Taste wine like a sommelier
Here at the ’fo we’re staunch about our no bowties, no bullshit approach to wine. But that don’t mean we can’t spot a fine wine from a mile away. If you’re ever dithering about what to put in your basket, one of the quickest ways to know if a wine is worth tasting is a Halliday rating.
A score towards 100 means that one of the fine folk at Halliday Wine Companion have liked what they tasted. And in the Australian wine world, that’s about as definitive as it gets.
The tasting dream team
Behind the Wine Companion rankings are seven tasters with some of the most refined palates in the business. This crew of vinophiles have the job of compiling the annual Halliday Wine Companion and judging the prestigious Halliday Wine Companion Awards. And that means tasting a lot of wine – we’re talking thousands of bottles a year.
Independent wine writer Erin Larkin is one of Halliday’s judges, and the WA Regional Taster. On the eve of The Halliday Wine Companion 2022 awards, Erin took a moment to share her top wine tasting tips with us. So, the next time you crack a wine at home, pretend you’re slinging it back at your favourite wine bar. Slow down, give it a swirl and try out some of Erin’s techniques to taste wine like a pro.
How to taste wine, in 5 steps
Don’t expect to become an expert wine judge overnight, that is quite literally the Halliday team’s day job. Last year, Erin estimates, she tasted more than 1400 wines (she’s done a podcast on the topic if you’re thirsty for more). “While judging, I look for balance, length of flavour and pleasure – it’s got to have all three to be the best,” Erin says. “When I’m ‘off-duty drinking’, I look for exactly the same thing; just in a different order.” Put into the context of its category, Erin is able to decide how she ranks the wine.
To break it down for you, these are the five key things Erin looks for when tasting wine.
The first thing Erin looks for when she tastes a wine is flavour, asking herself “What can I taste?” Try to pick out a few key flavours – and don’t be afraid to get creative (most wine writers do). There are all sorts of crazy compounds that can impact the aroma and flavour of wine, so try to go one better than ‘fruity’.
Erin is next looking for harmony in the glass. “How do all of the elements work together in the wine, do they work?” An unbalanced wine delivers an unbalanced tasting experience. “I also look closely at the tannins and acid in both red and white wines – the way these two elements intersect is really important and often determines what face I pull at the end.”
A wine critic can only tell you so much about a wine, whether or not you like it comes down to your palate. Approach the wine in your glass objectively and be honest – does it give you a sense of pleasure? “I ask ‘How good is it – am I going back for more?’” Erin says. If the answer is yes, then the winemaker has done something right.
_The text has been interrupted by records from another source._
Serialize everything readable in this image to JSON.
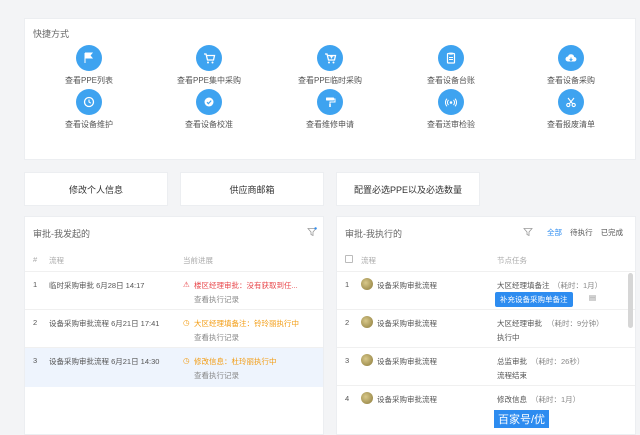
{
  "quick_access": {
    "title": "快捷方式",
    "items": [
      {
        "label": "查看PPE列表",
        "icon": "flag-icon"
      },
      {
        "label": "查看PPE集中采购",
        "icon": "cart-icon"
      },
      {
        "label": "查看PPE临时采购",
        "icon": "cart-plus-icon"
      },
      {
        "label": "查看设备台账",
        "icon": "clipboard-icon"
      },
      {
        "label": "查看设备采购",
        "icon": "cloud-download-icon"
      },
      {
        "label": "查看设备维护",
        "icon": "clock-icon"
      },
      {
        "label": "查看设备校准",
        "icon": "check-gauge-icon"
      },
      {
        "label": "查看维修申请",
        "icon": "paint-roller-icon"
      },
      {
        "label": "查看送审检验",
        "icon": "signal-icon"
      },
      {
        "label": "查看报废清单",
        "icon": "scissors-icon"
      }
    ]
  },
  "links": {
    "edit_profile": "修改个人信息",
    "supplier_mailbox": "供应商邮箱",
    "config_ppe": "配置必选PPE以及必选数量"
  },
  "started": {
    "title": "审批-我发起的",
    "headers": {
      "index": "#",
      "process": "流程",
      "progress": "当前进展"
    },
    "rows": [
      {
        "index": "1",
        "process": "临时采购审批 6月28日 14:17",
        "status": "楼区经理审批：没有获取到任...",
        "link": "查看执行记录",
        "status_type": "warn"
      },
      {
        "index": "2",
        "process": "设备采购审批流程 6月21日 17:41",
        "status": "大区经理填备注：铃玲丽执行中",
        "link": "查看执行记录",
        "status_type": "orange"
      },
      {
        "index": "3",
        "process": "设备采购审批流程 6月21日 14:30",
        "status": "修改信息：杜玲丽执行中",
        "link": "查看执行记录",
        "status_type": "orange"
      }
    ]
  },
  "executed": {
    "title": "审批-我执行的",
    "tabs": {
      "all": "全部",
      "pending": "待执行",
      "done": "已完成"
    },
    "headers": {
      "process": "流程",
      "node": "节点任务"
    },
    "rows": [
      {
        "index": "1",
        "process": "设备采购审批流程",
        "node": "大区经理填备注",
        "time": "（耗时：1月）",
        "action": "补充设备采购单备注"
      },
      {
        "index": "2",
        "process": "设备采购审批流程",
        "node": "大区经理审批",
        "time": "（耗时：9分钟）",
        "status": "执行中"
      },
      {
        "index": "3",
        "process": "设备采购审批流程",
        "node": "总监审批",
        "time": "（耗时：26秒）",
        "status": "流程结束"
      },
      {
        "index": "4",
        "process": "设备采购审批流程",
        "node": "修改信息",
        "time": "（耗时：1月）"
      }
    ]
  },
  "watermark": "百家号/优",
  "colors": {
    "accent": "#2d8cf0",
    "icon_bg": "#3ea3f0",
    "warn": "#e8474b",
    "orange": "#f39c12"
  }
}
More towards the technical end of wine tasting, Erin identifies length as the “ultimate key to quality”. When tasting for length, Erin is asking, “How long does the flavour linger after the wine has gone?” A wine’s length is how long the flavours remain on your palate after you swallow or spit it out. Generally speaking, the longer the finish, the finer the wine.
Although an individual wine can be judged on its own merits, it’s only possibly to understand its wider value based on context. “It’s good, but how good is it, in context with all the other [insert variety here]?” Erin asks. The only way to know for sure is to be comprehensive in your tasting – just in case you needed an excuse to splash out on a mixed dozen…
Treat wine tasting like a champ
Now you know how to taste a wine like a sommelier, it’s time to put it to the test. Taste widely and taste wisely – the more wines you try, the more well-rounded your palate. “Practice makes perfect – I taste a lot, so my palate is fit,” says Erin. “Like running, if you go everyday, you’ll go a little further each time.” Now that’s a fitness regime we can get behind.
Don’t judge a wine by its price tag
Some of the finest (read priciest) wines in the country might come across the desks of the Halliday crew. But Erin insists not all wine needs a high price tag to be good. But there’s a difference between ‘cheap’ wine and good-value wine, she stresses. “’Cheap’ means sorting by price and starting at the bottom. ‘Value’ is a wine that punches above its price point and gives great bang for buck. These are the wines we want to swarm around.”
Wines from lesser-known wine regions or less popular grape varietals can sit beautifully in this sweet spot. Remember, the best wine is the one you are holding in your hand, mofos.